Solingen Wortakrobatik in Wohnzimmer-Atmosphäre

Solingen · Gebannt hängen die Zuhörer dem einen an den Lippen, der in der Mitte des kleinen Konzertsaales vor einem Oma-Sessel am Mikrofon steht und ein Wortfeuerwerk abfeuert. Es ist Benjamin Poliak, der beim ersten Solinger "Wohnzimmer-Slam" für wahre Begeisterungsstürme sorgt.

In seinem Text wirft der Poetry-Slammer aus Essen einen Blick auf sein bisheriges Leben und führt es dann fort bis zum Ende. Immer wieder tauchen die "weißen Socken" auf, die sich als roter Faden durch den dichten und ehrlichen Text ziehen. Von der Geburt an zeichnet Benjamin die Befindlichkeiten eines Heranwachsenden, die sich verändernde Sicht auf sich und die Welt unglaublich detailreich und eindrücklich nach, was er zusätzlich auch noch ohne einen Verhaspler oder auch nur ein winziges Stocken vorzutragen weiß.
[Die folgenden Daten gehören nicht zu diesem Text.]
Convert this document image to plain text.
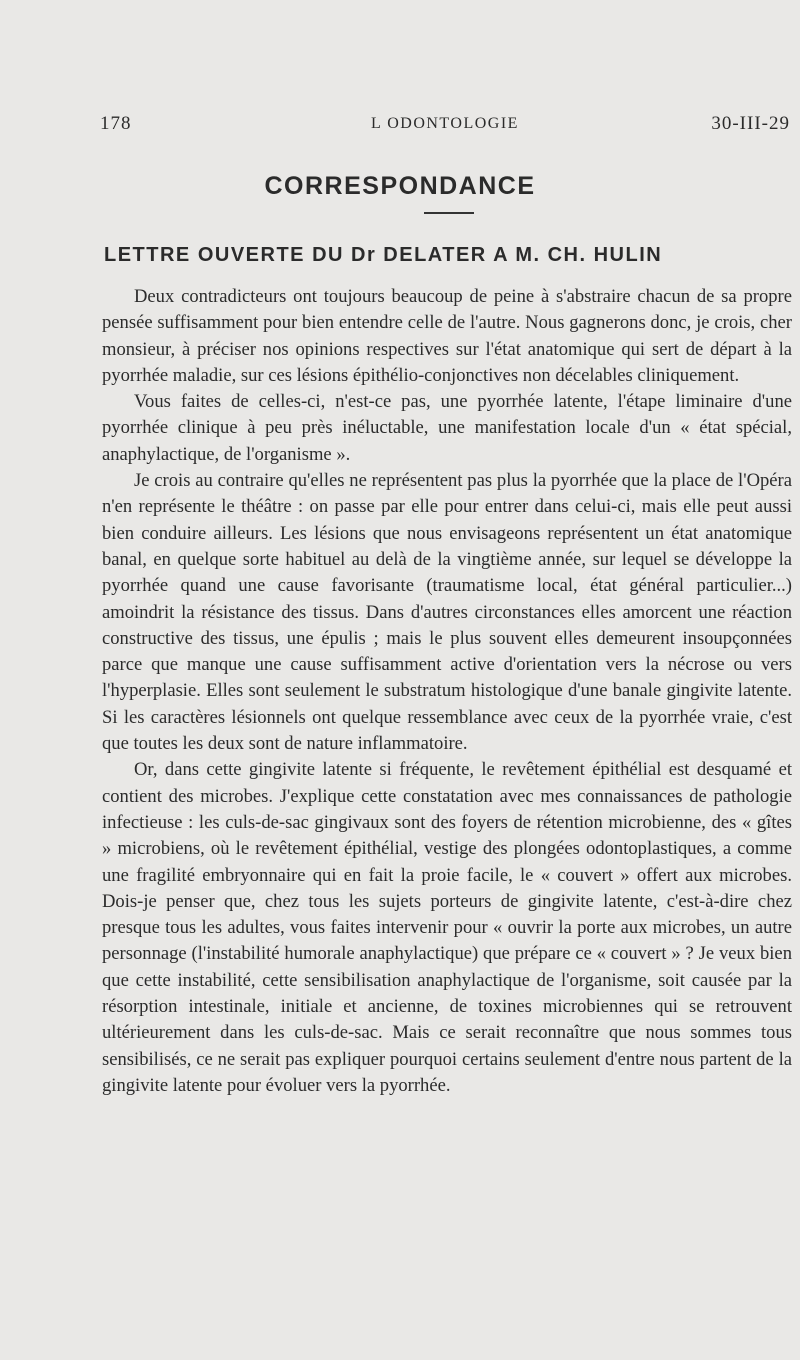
178	L ODONTOLOGIE	30-III-29
CORRESPONDANCE
LETTRE OUVERTE DU Dr DELATER A M. CH. HULIN

Deux contradicteurs ont toujours beaucoup de peine à s'abstraire chacun de sa propre pensée suffisamment pour bien entendre celle de l'autre. Nous gagnerons donc, je crois, cher monsieur, à préciser nos opinions respectives sur l'état anatomique qui sert de départ à la pyorrhée maladie, sur ces lésions épithélio-conjonctives non décelables cliniquement.

Vous faites de celles-ci, n'est-ce pas, une pyorrhée latente, l'étape liminaire d'une pyorrhée clinique à peu près inéluctable, une manifestation locale d'un « état spécial, anaphylactique, de l'organisme ».

Je crois au contraire qu'elles ne représentent pas plus la pyorrhée que la place de l'Opéra n'en représente le théâtre : on passe par elle pour entrer dans celui-ci, mais elle peut aussi bien conduire ailleurs. Les lésions que nous envisageons représentent un état anatomique banal, en quelque sorte habituel au delà de la vingtième année, sur lequel se développe la pyorrhée quand une cause favorisante (traumatisme local, état général particulier...) amoindrit la résistance des tissus. Dans d'autres circonstances elles amorcent une réaction constructive des tissus, une épulis ; mais le plus souvent elles demeurent insoupçonnées parce que manque une cause suffisamment active d'orientation vers la nécrose ou vers l'hyperplasie. Elles sont seulement le substratum histologique d'une banale gingivite latente. Si les caractères lésionnels ont quelque ressemblance avec ceux de la pyorrhée vraie, c'est que toutes les deux sont de nature inflammatoire.

Or, dans cette gingivite latente si fréquente, le revêtement épithélial est desquamé et contient des microbes. J'explique cette constatation avec mes connaissances de pathologie infectieuse : les culs-de-sac gingivaux sont des foyers de rétention microbienne, des « gîtes » microbiens, où le revêtement épithélial, vestige des plongées odontoplastiques, a comme une fragilité embryonnaire qui en fait la proie facile, le « couvert » offert aux microbes. Dois-je penser que, chez tous les sujets porteurs de gingivite latente, c'est-à-dire chez presque tous les adultes, vous faites intervenir pour « ouvrir la porte aux microbes, un autre personnage (l'instabilité humorale anaphylactique) que prépare ce « couvert » ? Je veux bien que cette instabilité, cette sensibilisation anaphylactique de l'organisme, soit causée par la résorption intestinale, initiale et ancienne, de toxines microbiennes qui se retrouvent ultérieurement dans les culs-de-sac. Mais ce serait reconnaître que nous sommes tous sensibilisés, ce ne serait pas expliquer pourquoi certains seulement d'entre nous partent de la gingivite latente pour évoluer vers la pyorrhée.
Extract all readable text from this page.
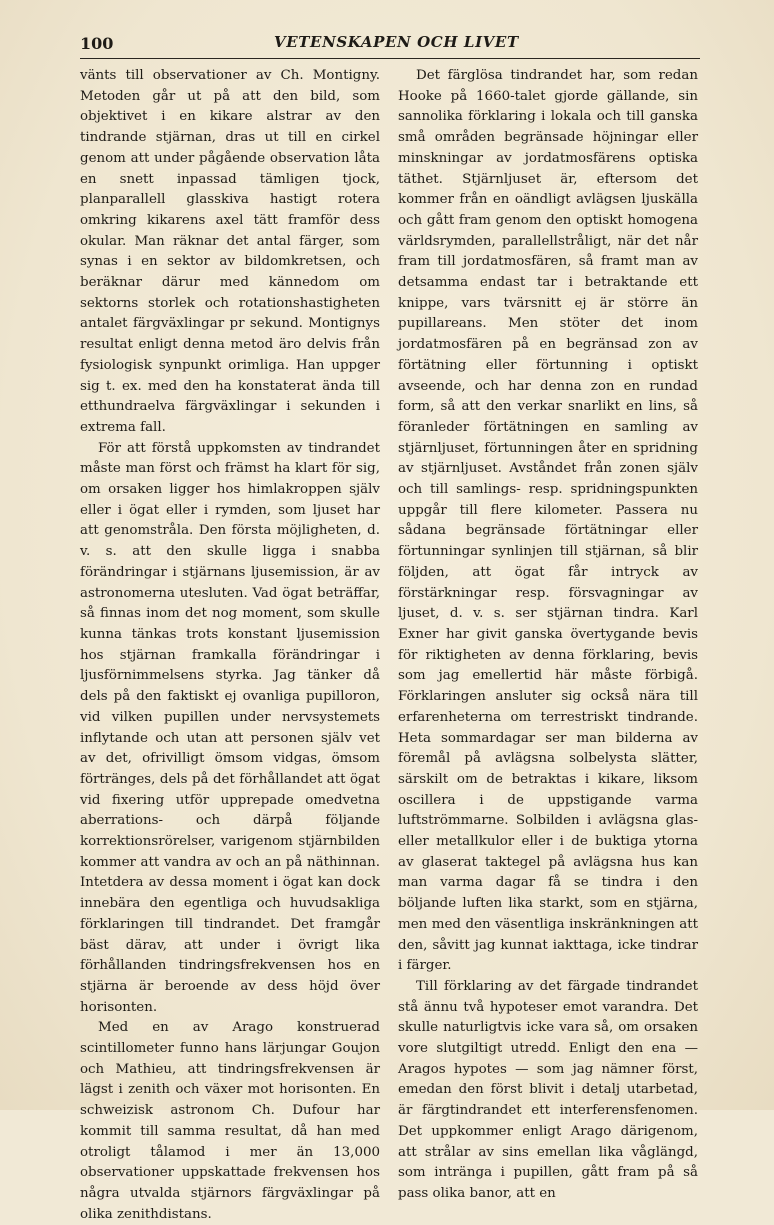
100	VETENSKAPEN OCH LIVET

vänts till observationer av Ch. Montigny. Metoden går ut på att den bild, som objektivet i en kikare alstrar av den tindrande stjärnan, dras ut till en cirkel genom att under pågående observation låta en snett inpassad tämligen tjock, planparallell glasskiva hastigt rotera omkring kikarens axel tätt framför dess okular. Man räknar det antal färger, som synas i en sektor av bildomkretsen, och beräknar därur med kännedom om sektorns storlek och rotationshastigheten antalet färgväxlingar pr sekund. Montignys resultat enligt denna metod äro delvis från fysiologisk synpunkt orimliga. Han uppger sig t. ex. med den ha konstaterat ända till etthundraelva färgväxlingar i sekunden i extrema fall.

För att förstå uppkomsten av tindrandet måste man först och främst ha klart för sig, om orsaken ligger hos himlakroppen själv eller i ögat eller i rymden, som ljuset har att genomstråla. Den första möjligheten, d. v. s. att den skulle ligga i snabba förändringar i stjärnans ljusemission, är av astronomerna utesluten. Vad ögat beträffar, så finnas inom det nog moment, som skulle kunna tänkas trots konstant ljusemission hos stjärnan framkalla förändringar i ljusförnimmelsens styrka. Jag tänker då dels på den faktiskt ej ovanliga pupilloron, vid vilken pupillen under nervsystemets inflytande och utan att personen själv vet av det, ofrivilligt ömsom vidgas, ömsom förtränges, dels på det förhållandet att ögat vid fixering utför upprepade omedvetna aberrations- och därpå följande korrektionsrörelser, varigenom stjärnbilden kommer att vandra av och an på näthinnan. Intetdera av dessa moment i ögat kan dock innebära den egentliga och huvudsakliga förklaringen till tindrandet. Det framgår bäst därav, att under i övrigt lika förhållanden tindringsfrekvensen hos en stjärna är beroende av dess höjd över horisonten.

Med en av Arago konstruerad scintillometer funno hans lärjungar Goujon och Mathieu, att tindringsfrekvensen är lägst i zenith och växer mot horisonten. En schweizisk astronom Ch. Dufour har kommit till samma resultat, då han med otroligt tålamod i mer än 13,000 observationer uppskattade frekvensen hos några utvalda stjärnors färgväxlingar på olika zenithdistans.

Det färglösa tindrandet har, som redan Hooke på 1660-talet gjorde gällande, sin sannolika förklaring i lokala och till ganska små områden begränsade höjningar eller minskningar av jordatmosfärens optiska täthet. Stjärnljuset är, eftersom det kommer från en oändligt avlägsen ljuskälla och gått fram genom den optiskt homogena världsrymden, parallellstråligt, när det når fram till jordatmosfären, så framt man av detsamma endast tar i betraktande ett knippe, vars tvärsnitt ej är större än pupillareans. Men stöter det inom jordatmosfären på en begränsad zon av förtätning eller förtunning i optiskt avseende, och har denna zon en rundad form, så att den verkar snarlikt en lins, så föranleder förtätningen en samling av stjärnljuset, förtunningen åter en spridning av stjärnljuset. Avståndet från zonen själv och till samlings- resp. spridningspunkten uppgår till flere kilometer. Passera nu sådana begränsade förtätningar eller förtunningar synlinjen till stjärnan, så blir följden, att ögat får intryck av förstärkningar resp. försvagningar av ljuset, d. v. s. ser stjärnan tindra. Karl Exner har givit ganska övertygande bevis för riktigheten av denna förklaring, bevis som jag emellertid här måste förbigå. Förklaringen ansluter sig också nära till erfarenheterna om terrestriskt tindrande. Heta sommardagar ser man bilderna av föremål på avlägsna solbelysta slätter, särskilt om de betraktas i kikare, liksom oscillera i de uppstigande varma luftströmmarne. Solbilden i avlägsna glas- eller metallkulor eller i de buktiga ytorna av glaserat taktegel på avlägsna hus kan man varma dagar få se tindra i den böljande luften lika starkt, som en stjärna, men med den väsentliga inskränkningen att den, såvitt jag kunnat iakttaga, icke tindrar i färger.

Till förklaring av det färgade tindrandet stå ännu två hypoteser emot varandra. Det skulle naturligtvis icke vara så, om orsaken vore slutgiltigt utredd. Enligt den ena — Aragos hypotes — som jag nämner först, emedan den först blivit i detalj utarbetad, är färgtindrandet ett interferensfenomen. Det uppkommer enligt Arago därigenom, att strålar av sins emellan lika våglängd, som intränga i pupillen, gått fram på så pass olika banor, att en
Tiefgehende Texte mit gesellschaftspolitischen Botschaften waren zu hören, wie der von Aylin Celik, der sich an die hoffnungslosen Sexisten richtete, die sie mit der Formel "Fäuste runter, Münder zu, Gedanken aus" zu hypnotisieren versuchte. Lena Löffeler aus Düsseldorf hat ihren Text "Ferngesteuerte Menschmaschinen" in der Bahn geschrieben und damit ein Bild des modernen, entmenschlichten Menschen gezeichnet, der auf der Jagd von Termin zu Termin ist, und bei der Suche nach Geld und Zeit sein Herz verliert.

Tief unter die Haut ging der Vortrag des Wuppertaler Wortpiraten André Wiesler, der das Sterben eines Kindes thematisierte. "Roland war 13, als er Krebs bekam. Das war total cool", beginnt der aus der Sicht des Kumpels geschriebene Text, der auf humorvolle, aber auch tragische Weise das Geschehen verfolgt.
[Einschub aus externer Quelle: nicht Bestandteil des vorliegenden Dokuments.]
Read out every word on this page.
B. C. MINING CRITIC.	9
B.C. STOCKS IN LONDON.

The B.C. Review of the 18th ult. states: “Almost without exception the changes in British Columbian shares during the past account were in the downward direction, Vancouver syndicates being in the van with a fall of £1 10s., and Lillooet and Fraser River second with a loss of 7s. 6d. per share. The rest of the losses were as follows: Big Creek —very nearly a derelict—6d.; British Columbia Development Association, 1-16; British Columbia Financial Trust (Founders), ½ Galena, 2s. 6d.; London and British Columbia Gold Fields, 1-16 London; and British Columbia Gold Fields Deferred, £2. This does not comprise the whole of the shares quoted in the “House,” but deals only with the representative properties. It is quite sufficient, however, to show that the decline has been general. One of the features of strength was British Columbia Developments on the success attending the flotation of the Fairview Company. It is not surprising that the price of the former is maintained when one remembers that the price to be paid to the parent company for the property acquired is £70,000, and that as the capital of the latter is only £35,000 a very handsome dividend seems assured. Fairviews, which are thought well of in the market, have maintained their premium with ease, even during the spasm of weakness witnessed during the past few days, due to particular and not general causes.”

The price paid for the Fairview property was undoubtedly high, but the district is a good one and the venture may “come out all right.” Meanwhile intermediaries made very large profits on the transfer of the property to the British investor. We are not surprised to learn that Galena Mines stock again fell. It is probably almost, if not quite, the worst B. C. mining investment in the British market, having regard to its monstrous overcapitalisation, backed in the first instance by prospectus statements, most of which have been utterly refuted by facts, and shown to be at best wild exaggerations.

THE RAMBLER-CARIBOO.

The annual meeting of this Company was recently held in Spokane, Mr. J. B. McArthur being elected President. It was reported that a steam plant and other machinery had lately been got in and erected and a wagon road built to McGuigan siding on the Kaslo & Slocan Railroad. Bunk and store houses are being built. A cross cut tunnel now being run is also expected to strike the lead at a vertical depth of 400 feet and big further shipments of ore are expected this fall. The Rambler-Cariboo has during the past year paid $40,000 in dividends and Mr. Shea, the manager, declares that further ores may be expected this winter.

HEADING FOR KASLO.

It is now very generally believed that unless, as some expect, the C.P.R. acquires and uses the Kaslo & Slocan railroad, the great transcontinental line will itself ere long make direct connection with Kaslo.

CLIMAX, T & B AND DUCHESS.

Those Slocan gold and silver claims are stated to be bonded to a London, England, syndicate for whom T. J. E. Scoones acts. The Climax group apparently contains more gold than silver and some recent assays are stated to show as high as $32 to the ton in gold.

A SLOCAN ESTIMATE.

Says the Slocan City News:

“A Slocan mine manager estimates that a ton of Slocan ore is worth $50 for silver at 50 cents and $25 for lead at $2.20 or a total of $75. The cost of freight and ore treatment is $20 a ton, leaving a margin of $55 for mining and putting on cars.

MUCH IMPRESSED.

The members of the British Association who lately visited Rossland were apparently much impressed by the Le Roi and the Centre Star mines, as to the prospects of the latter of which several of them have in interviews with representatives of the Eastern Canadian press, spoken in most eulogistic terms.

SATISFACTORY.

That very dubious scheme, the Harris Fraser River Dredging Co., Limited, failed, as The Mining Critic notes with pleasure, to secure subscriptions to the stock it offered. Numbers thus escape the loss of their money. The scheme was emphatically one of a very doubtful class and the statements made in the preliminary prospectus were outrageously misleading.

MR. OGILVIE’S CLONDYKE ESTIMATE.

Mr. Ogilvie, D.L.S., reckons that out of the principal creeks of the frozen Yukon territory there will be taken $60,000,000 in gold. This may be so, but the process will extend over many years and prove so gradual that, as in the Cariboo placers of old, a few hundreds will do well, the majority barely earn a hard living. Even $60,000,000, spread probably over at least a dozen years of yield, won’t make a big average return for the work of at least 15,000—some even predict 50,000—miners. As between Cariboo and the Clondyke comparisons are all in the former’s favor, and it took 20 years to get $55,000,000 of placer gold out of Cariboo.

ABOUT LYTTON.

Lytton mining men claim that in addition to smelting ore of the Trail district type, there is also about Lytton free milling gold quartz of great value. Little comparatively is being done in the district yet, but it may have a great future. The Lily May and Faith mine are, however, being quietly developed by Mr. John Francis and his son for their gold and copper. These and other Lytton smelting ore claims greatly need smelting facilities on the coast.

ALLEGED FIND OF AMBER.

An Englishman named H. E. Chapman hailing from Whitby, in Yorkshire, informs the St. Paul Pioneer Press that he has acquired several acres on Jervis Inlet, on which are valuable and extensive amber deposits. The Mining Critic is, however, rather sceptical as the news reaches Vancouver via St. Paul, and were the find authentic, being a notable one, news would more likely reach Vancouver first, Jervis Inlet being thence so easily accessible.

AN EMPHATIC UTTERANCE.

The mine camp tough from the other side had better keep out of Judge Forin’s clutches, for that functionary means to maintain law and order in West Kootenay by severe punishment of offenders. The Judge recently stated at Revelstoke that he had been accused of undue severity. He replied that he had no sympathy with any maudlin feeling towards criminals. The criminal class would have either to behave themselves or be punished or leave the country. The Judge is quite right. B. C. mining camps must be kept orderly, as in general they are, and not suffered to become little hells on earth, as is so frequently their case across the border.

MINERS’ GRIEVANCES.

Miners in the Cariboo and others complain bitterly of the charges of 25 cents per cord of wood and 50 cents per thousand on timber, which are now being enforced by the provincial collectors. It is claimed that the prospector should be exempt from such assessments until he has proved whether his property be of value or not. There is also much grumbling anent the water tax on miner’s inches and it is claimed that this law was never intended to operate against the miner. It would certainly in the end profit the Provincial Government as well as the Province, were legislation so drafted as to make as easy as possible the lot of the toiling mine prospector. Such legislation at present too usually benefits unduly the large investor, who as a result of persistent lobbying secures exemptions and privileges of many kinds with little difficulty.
Andrés Wortpiraten-Kollege David Grashoff sorgte mit seinem satirischen "Der beste Papa der Welt" für eine Lachsalve nach der anderen. Überspitzt und bitterböse erzählte er von seinem Leben als Vater, der sich zuweilen die Frage stellt, ob er seine vier- und elfjährigen Kinder vielleicht doch noch durch die Babyklappe bekommt und der die drei magischen Worte kennt, die jeder Vater wissen sollte: "Frag deine Mutter".

Zum Lachen brachte auch Falko Ziemann aus Wuppertal das Publikum im voll besetzten Saal. Sein Text "A46 Amazonen" beginnt von der A46 zu erzählen, die keine Autobahn, sondern ein Kampfplatz ist, auf die man nicht auffährt, sondern ausrückt - und er endet in einer politischen Botschaft anhand der skurrilen Überspitzung des Statistikwahns.
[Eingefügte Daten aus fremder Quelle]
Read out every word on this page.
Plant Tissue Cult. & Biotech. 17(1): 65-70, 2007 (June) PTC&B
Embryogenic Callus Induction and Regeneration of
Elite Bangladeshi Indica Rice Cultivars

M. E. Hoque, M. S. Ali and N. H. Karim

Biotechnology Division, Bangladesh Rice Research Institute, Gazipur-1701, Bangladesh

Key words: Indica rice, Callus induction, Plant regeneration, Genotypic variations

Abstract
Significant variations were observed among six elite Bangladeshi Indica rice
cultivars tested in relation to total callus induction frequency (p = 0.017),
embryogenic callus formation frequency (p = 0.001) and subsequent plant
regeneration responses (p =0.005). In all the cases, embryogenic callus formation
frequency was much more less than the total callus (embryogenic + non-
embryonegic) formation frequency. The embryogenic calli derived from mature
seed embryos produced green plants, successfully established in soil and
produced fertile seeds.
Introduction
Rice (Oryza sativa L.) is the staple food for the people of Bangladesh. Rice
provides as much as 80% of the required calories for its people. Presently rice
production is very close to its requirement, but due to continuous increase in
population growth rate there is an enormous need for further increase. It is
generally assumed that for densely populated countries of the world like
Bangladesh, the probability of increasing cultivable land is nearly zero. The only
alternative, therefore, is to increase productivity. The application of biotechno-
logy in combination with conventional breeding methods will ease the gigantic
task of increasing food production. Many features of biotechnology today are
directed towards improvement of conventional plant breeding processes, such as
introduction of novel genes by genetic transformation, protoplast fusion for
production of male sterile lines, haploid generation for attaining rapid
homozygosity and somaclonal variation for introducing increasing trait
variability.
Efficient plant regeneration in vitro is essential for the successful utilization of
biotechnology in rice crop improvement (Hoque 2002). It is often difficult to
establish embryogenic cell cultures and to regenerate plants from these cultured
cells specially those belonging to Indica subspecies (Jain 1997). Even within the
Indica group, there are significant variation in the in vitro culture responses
Der erste "Wohnzimmer-Slam", den Miriam Karlstedt, Nora Töpel und Marijana Mitrovic - drei junge Frauen, die ihr Freiwilliges Soziales Jahr beim Kulturmanagement absolvieren - organisiert haben, war ein voller Erfolg. Die Veranstaltung lockte vor allem ein junges Publikum in den kleinen Konzertsaal - was zeigt, dass es sich auszahlt, wenn junge Menschen Kultur für junge Menschen machen.